Até que ponto uma adaptação pode ser chamada de “adaptação” se, no caminho para as telas, perderam-se se a trama, os personagens e até a essência do material original? “Alice Através do Espelho”, sequência de “Alice no País das Maravilhas” (2010) que chega aos cinemas no dia 26 de maio, pega emprestado de Lewis Carroll o título de uma de suas histórias mais famosas só para depois ignorar, veementemente, todo o resto.
O longa de 2010, dirigido por Tim Burton, já se afastara bastante da obra de Carroll, escolhendo retratar Alice como uma mulher adulta e não como uma criança curiosa. Além disso, as desventuras da protagonista – sempre relacionadas a truques de linguagem, no livro – foram transformadas numa aventura hollywoodiana com todas as pompas, da trilha épica às armaduras e espadas.
“Através do Espelho”, de James Bobin, se passa alguns anos depois. Alice (Mia Wasikowska) tornou-se comandante do navio de seu falecido pai e, de volta a Londres após rodar o mundo, descobre que sua mãe está prestes a assinar um acordo que cederá o navio em troca da hipoteca da casa.
Mais uma vez interrompida antes de tomar uma decisão importante (no primeiro filme, ela estava para se casar), Alice reencontra a Lagarta (voz de Alan Rickman, falecido em janeiro deste ano), agora uma borboleta, e a segue através de um espelho que a leva ao País das Maravilhas. Lá, ela descobre que o Chapeleiro (Johnny Depp, em sua pior atuação desde “Sombras da Noite”) está deprimido e que (adivinhem?) ela é a única que pode ajudá-lo.
Para isso, ela é convencida a roubar a “cronosfera” – uma espécie de máquina do tempo que funciona (adivinhem de novo?) como um navio – de dentro do castelo do próprio Tempo (Sacha Baron Cohen). Ignorando o aviso de que a ausência da esfera destruiria toda a História, ela começa suas viagens ao passado.
“Alice através do tempo” teria sido um título mais honesto com Carroll e com o público. A protagonista, afinal, passa grande parte do filme viajando para diversos pontos do passado, revelando ao público curiosidades sobre a infância das duas rainhas e do Chapeleiro. Esse, aliás, parece ser o objetivo do filme: explorar fofocas sobre personagens secundários como forma de compensar a falta de um enredo propriamente dito.

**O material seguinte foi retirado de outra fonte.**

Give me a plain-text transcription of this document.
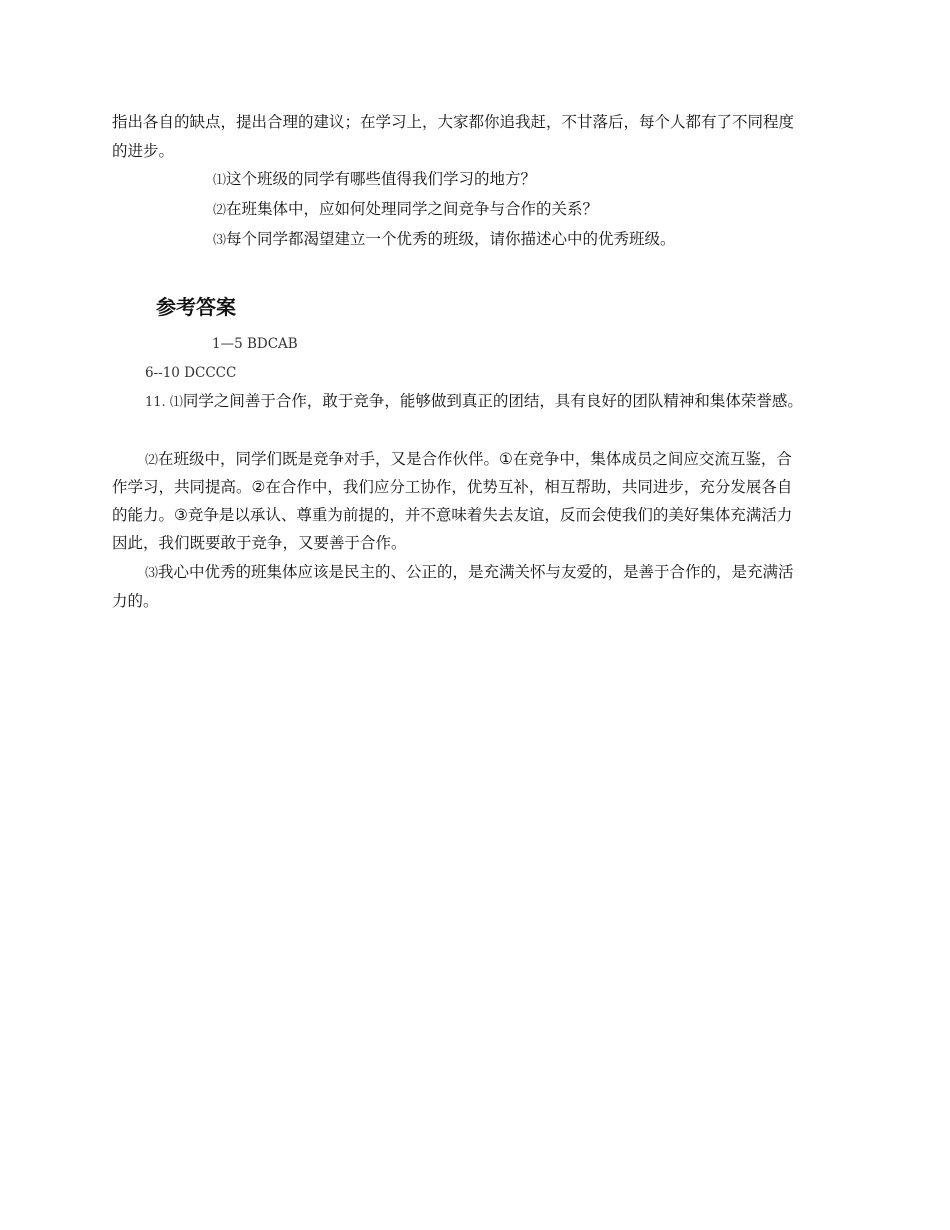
指出各自的缺点，提出合理的建议；在学习上，大家都你追我赶，不甘落后，每个人都有了不同程度
的进步。
⑴这个班级的同学有哪些值得我们学习的地方？
⑵在班集体中，应如何处理同学之间竞争与合作的关系？
⑶每个同学都渴望建立一个优秀的班级，请你描述心中的优秀班级。
参考答案
1—5 BDCAB
6--10 DCCCC
11. ⑴同学之间善于合作，敢于竞争，能够做到真正的团结，具有良好的团队精神和集体荣誉感。
⑵在班级中，同学们既是竞争对手，又是合作伙伴。①在竞争中，集体成员之间应交流互鉴，合
作学习，共同提高。②在合作中，我们应分工协作，优势互补，相互帮助，共同进步，充分发展各自
的能力。③竞争是以承认、尊重为前提的，并不意味着失去友谊，反而会使我们的美好集体充满活力
因此，我们既要敢于竞争，又要善于合作。
⑶我心中优秀的班集体应该是民主的、公正的，是充满关怀与友爱的，是善于合作的，是充满活
力的。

Entre uma viagem e outra, Alice também precisa lidar com sua vida “real” – maçante até para o espectador mais esforçado. Como forma de mostrar que o filme está “antenado” com questões atuais, praticamente todos os coadjuvantes nessa realidade precisam dizer, com todas as palavras, que Alice não age como se espera de uma mulher.

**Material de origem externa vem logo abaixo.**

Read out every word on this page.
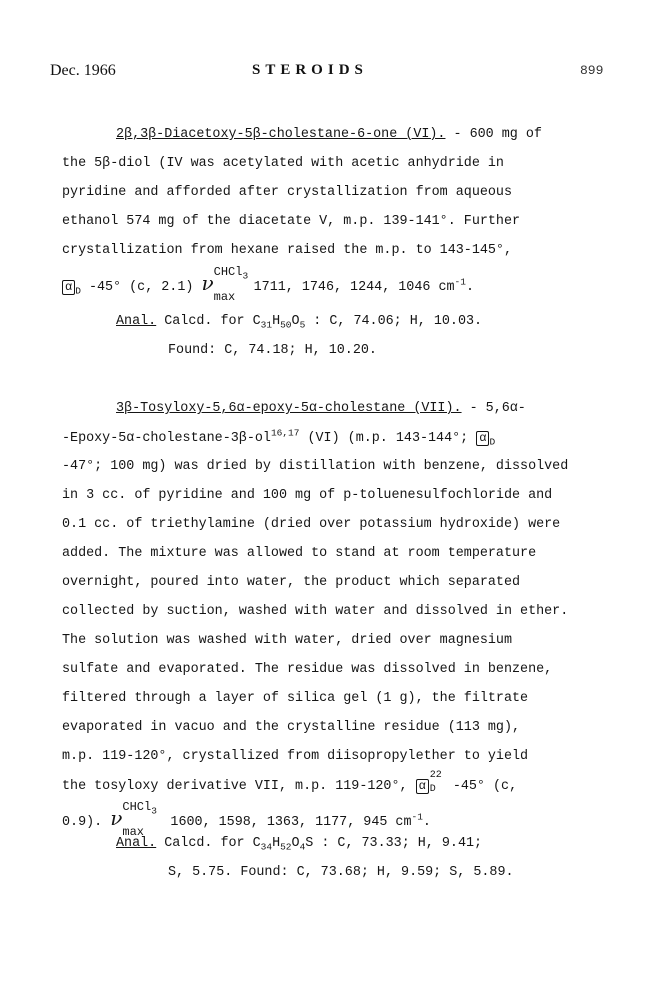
Dec. 1966	STEROIDS	899
2β,3β-Diacetoxy-5β-cholestane-6-one (VI). - 600 mg of
the 5β-diol (IV was acetylated with acetic anhydride in
pyridine and afforded after crystallization from aqueous
ethanol 574 mg of the diacetate V, m.p. 139-141°. Further
crystallization from hexane raised the m.p. to 143-145°,
α $_D$ -45° (c, 2.1) ν CHCl$_3$
max
1711, 1746, 1244, 1046 $cm^{-1}$.
Anal. Calcd. for $C_{31}H_{50}O_5$ : C, 74.06; H, 10.03.
Found: C, 74.18; H, 10.20.
3β-Tosyloxy-5,6α-epoxy-5α-cholestane (VII). - 5,6α-
-Epoxy-5α-cholestane-3β-ol$^{16,17}$ (VI) (m.p. 143-144°; α $_D$
-47°; 100 mg) was dried by distillation with benzene, dissolved
in 3 cc. of pyridine and 100 mg of p-toluenesulfochloride and
0.1 cc. of triethylamine (dried over potassium hydroxide) were
added. The mixture was allowed to stand at room temperature
overnight, poured into water, the product which separated
collected by suction, washed with water and dissolved in ether.
The solution was washed with water, dried over magnesium
sulfate and evaporated. The residue was dissolved in benzene,
filtered through a layer of silica gel (1 g), the filtrate
evaporated in vacuo and the crystalline residue (113 mg),
m.p. 119-120°, crystallized from diisopropylether to yield
the tosyloxy derivative VII, m.p. 119-120°, α
22
D -45° (c,
0.9). ν CHCl$_3$
max
1600, 1598, 1363, 1177, 945 $cm^{-1}$.
Anal. Calcd. for $C_{34}H_{52}O_4S$ : C, 73.33; H, 9.41;
S, 5.75. Found: C, 73.68; H, 9.59; S, 5.89.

Esse didatismo se estende a quase todo o roteiro. Em certo momento, por exemplo, vemos um exército de cartas capturar um personagem. O público já sabe que as cartas são soldados da Rainha Vermelha, mas, mesmo assim, a sequência mostra a Rainha rindo maleficamente e Alice diz: “a Rainha o capturou”.

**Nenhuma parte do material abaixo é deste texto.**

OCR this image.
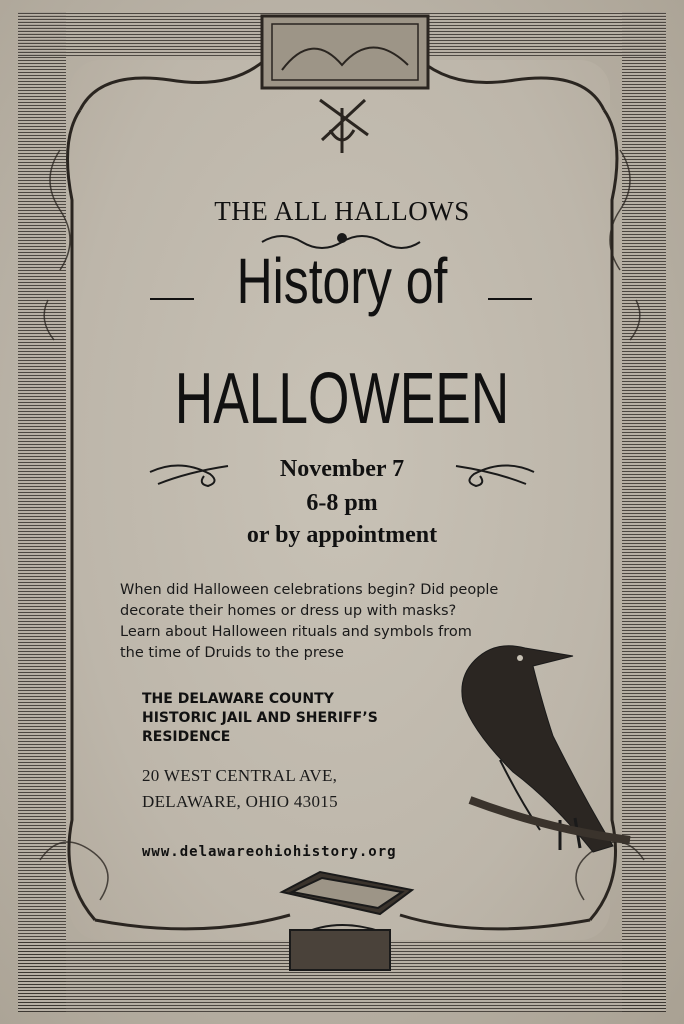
THE ALL HALLOWS
History of
HALLOWEEN
November 7
6-8 pm
or by appointment
When did Halloween celebrations begin? Did people decorate their homes or dress up with masks? Learn about Halloween rituals and symbols from the time of Druids to the prese
THE DELAWARE COUNTY
HISTORIC JAIL AND SHERIFF’S
RESIDENCE
20 WEST CENTRAL AVE,
DELAWARE, OHIO 43015
www.delawareohiohistory.org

Se, em 2010, o visual ultracolorido e as proporções distorcidas ajudaram a impulsionar o filme de Burton, hoje isso já não causa o mesmo impacto. Apesar de bonito, o longa de Bobin não traz nenhuma novidade capaz de impressionar o espectador e, para piorar, ainda sofre com erros grosseiros de continuidade e de lógica. Na sessão exibida para a imprensa, o áudio também foi um ponto bastante negativo, alto demais em alguns momentos.
“Alice Através do Espelho” deve levar aos cinemas o mesmo público que se encantou com o longa anterior, junto com uma leva de novos espectadores encantados com os belos trailers divulgados pela Walt Disney. Quantos destes sairão satisfeitos, porém, é o que definirá se este será o último ou apenas mais um título numa nova e duradoura franquia.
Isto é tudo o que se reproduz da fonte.